Mudji Sutrisno SJ, BUDAYAWAN
Sumber : SINDO, 24 November 2011



Paradoks merupakan sebuah kontradiksi dalam tingkat logika atau cara pikir; namun pula kontraskontras tajam antara yang dicita-citakan dan kenyataan.

Paradoks juga untuk menamai gejala “retak” antara kata dan tindakan; pula untuk menunjuk “jurang menganga dalam realitas sosial” manakala tampilan seakan ilmiah sebuah penelitian menyebut indeks kemiskinan menurun, namun pada saat yang sama indeks prestasi kemampuan sumber daya manusia Indonesia jeblok. Ketika paradoks masuk ke kesadaran akal sehat yang normal, orang akan digugat untuk bertanya mengapa ini terjadi? Atau paling sedikit,orang akan bertanya kritis dalam akal budinya untuk mencari tahu mengapanya.

Karena sesuatu yang paradoksal merasuk ke kesadaran manusia melalui media terutama tulis, surat kabar yang dibaca orang,di sana membaca secara kritis berarti mengambil makna dan memberi arti pada yang dibacanya. Karena itu, pers atau media cetak dalam dekade ini dalam bingkai pencerdasan dan penyadaran merupakan “instansi”keempat untuk proses menjaga nurani dan menjaga proses logis akal sehat untuk sikap-sikap kritis. Syaratnya, ia tidak disumbat oleh modal atau kapital.

Pula media digital dan visual televisi menentukan sekali proses tetap terawatnya akal sehat dan nurani publik manakala terus berani menyajikan kebenaran fakta dan bukan opini yang sudah dimanipulasi oleh pemodal demi kelangsungan kekuasaannya. Karena itu,ketika menjalankan fungsi kritisnya, media cetak dan visual digital akan menempati diri sebagai“guru-guru bangsanya” ketika prinsip mencerdaskan kehidupan bangsa menjadi pilihan pewarta kebenaran bagi pembacanya.
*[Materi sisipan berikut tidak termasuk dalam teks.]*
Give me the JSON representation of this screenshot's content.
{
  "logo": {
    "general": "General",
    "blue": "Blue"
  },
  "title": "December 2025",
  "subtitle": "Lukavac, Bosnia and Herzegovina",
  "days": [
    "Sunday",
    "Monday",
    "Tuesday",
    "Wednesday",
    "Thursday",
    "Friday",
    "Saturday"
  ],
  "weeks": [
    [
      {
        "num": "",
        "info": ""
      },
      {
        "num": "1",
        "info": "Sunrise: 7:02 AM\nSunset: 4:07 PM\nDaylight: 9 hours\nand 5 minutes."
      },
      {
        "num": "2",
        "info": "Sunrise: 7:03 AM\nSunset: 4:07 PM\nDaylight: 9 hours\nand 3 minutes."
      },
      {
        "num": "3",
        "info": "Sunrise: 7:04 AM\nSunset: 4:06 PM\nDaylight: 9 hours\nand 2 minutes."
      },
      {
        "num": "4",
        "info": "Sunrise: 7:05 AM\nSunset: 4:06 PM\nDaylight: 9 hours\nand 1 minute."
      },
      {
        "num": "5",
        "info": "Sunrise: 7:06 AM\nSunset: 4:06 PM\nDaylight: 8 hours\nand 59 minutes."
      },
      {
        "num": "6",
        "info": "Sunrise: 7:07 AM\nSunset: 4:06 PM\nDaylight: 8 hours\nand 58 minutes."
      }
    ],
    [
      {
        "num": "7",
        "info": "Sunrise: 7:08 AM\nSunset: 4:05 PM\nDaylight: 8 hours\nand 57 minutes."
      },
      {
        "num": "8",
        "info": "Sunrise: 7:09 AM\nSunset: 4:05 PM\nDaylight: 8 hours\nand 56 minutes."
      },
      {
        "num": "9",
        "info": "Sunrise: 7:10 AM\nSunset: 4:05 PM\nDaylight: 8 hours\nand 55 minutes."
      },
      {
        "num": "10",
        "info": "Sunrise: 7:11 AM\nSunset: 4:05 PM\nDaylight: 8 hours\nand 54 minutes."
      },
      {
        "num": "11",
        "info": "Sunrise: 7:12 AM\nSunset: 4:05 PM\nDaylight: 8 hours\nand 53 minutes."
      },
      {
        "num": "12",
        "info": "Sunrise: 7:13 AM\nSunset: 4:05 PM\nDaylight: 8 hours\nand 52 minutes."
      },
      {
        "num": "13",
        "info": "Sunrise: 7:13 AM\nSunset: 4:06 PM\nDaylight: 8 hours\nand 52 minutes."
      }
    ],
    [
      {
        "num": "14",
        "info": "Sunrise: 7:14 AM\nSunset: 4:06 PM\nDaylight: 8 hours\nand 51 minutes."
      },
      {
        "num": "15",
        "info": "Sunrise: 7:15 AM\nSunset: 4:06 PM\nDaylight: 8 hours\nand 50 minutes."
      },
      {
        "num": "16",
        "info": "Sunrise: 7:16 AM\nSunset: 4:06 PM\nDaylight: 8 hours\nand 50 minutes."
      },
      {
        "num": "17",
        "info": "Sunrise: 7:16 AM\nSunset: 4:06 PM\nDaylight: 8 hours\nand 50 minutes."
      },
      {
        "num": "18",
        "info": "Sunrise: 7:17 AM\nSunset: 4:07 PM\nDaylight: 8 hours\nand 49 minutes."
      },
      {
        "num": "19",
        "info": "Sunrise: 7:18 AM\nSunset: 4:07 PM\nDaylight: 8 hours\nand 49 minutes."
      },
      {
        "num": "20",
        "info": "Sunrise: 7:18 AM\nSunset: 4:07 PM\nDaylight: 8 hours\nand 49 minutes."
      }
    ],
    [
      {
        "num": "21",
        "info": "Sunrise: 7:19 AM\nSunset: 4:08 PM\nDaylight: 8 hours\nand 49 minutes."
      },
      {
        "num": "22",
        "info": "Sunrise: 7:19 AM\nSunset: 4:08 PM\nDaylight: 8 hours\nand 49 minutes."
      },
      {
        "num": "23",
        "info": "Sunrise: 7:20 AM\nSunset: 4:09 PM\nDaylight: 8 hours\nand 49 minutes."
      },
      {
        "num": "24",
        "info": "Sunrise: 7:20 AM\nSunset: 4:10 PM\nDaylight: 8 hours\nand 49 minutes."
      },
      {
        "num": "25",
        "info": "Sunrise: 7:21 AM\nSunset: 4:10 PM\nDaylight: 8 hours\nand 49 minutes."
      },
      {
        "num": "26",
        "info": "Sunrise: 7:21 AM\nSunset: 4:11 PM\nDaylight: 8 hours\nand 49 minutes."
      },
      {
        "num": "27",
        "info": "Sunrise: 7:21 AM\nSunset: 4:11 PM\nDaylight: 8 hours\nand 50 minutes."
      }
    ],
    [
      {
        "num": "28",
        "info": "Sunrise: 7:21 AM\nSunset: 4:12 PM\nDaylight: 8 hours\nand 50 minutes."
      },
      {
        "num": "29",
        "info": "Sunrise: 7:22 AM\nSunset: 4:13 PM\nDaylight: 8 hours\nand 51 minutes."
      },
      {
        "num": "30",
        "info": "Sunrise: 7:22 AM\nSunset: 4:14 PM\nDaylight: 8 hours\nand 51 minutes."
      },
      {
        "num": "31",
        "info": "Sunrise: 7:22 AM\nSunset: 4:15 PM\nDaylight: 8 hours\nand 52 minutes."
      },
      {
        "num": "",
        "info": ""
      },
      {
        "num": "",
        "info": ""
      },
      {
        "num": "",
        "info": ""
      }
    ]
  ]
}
Paradoks muncul dalam gejala kontras antara mereka yang mencari sesuap nasi saja harus rajin menghitung dari seribu ke seribu penuh dengan bahasa keringat kadang berdarah- darah. Sementara mereka yang sudah dipilih rakyat dalam pemilu untuk menyuarakan kesejahteraan malahan pamer kendaraan mewah dan pamer hedonisme seperti kritikan dalam sebuah pidato kebudayaan di TIM akhir-akhir ini.

Paradoks ini menyakitkan lantaran di satu pihak orang kebanyakan amat sulit dan harus berhemat agar bisa hidup layak manusiawi, sementara yang lain dengan enak dan tanpa hati tampil mewah kaya di tengah kemelaratan kumuh. Bukannya rasionalisasi yang dibutuhkan untuk m e n a t a p paradoks ini dengan debat bahwa mobil bermerek ini atau itu tidak mewah, tetapi pertanyaan telak nurani yang dalam hening batin yang harus dijawab.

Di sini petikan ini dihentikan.